I had been left with no choice but to display 潇洒 when he made it clear that the blame was on me

" Why we dont talk much anymore? Since I cant talk to you about my friends, my activites, and now I cant even talk about cars. Now we only have the fishtank left to talk about "

" You cant take jokes, I cant talk freely with you anymore. I already know where this conversation is headed "

" What change do you want ? What blog you want me to read? I dont read your blog! "

"You want , you call for coffee, you call for dinner. no need to be so drama . Yes is yes no is no "


He offered apologies yet made no apology for his actions.
In his mind, everything was my fault:
I caused the change in his attitude.
I caused us to have nothing more to talk about except 1 fish tank full of fish.
I am the big reason why daily msgs, lunches, dinners, outings, happy conversations with him turned to zero contact.

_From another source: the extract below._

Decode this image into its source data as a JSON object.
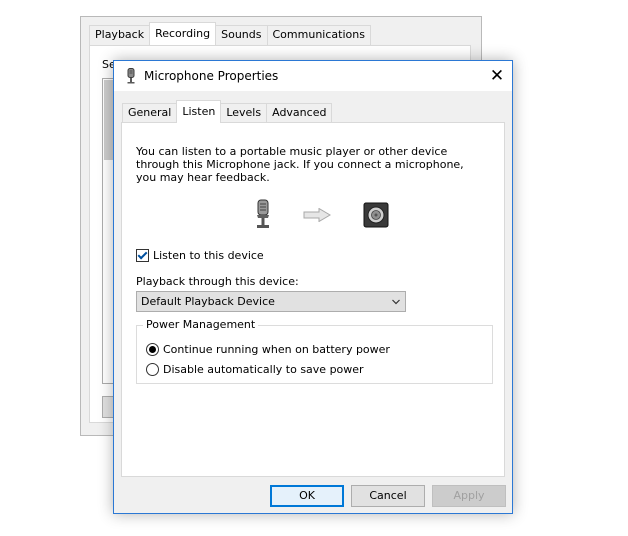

And now. after he had finished sharing his thoughts, his side of the story. He has given me the right tools to decide - to spare him from this friendship I held so close to my heart.

I will be 潇洒. There is no need to hang on to a friendship that is one sided.

怎样才算是最亲的人?
I read this on another friends facebook entry :
"最亲的人往往伤你最深的人"

I called hoping you would clear things up with me because you said you valued me. I heard you tell me loud and clear : exactly how you valued me.

所以最亲的人一旦不再是最亲的时候,那伤害就不再是伤害了。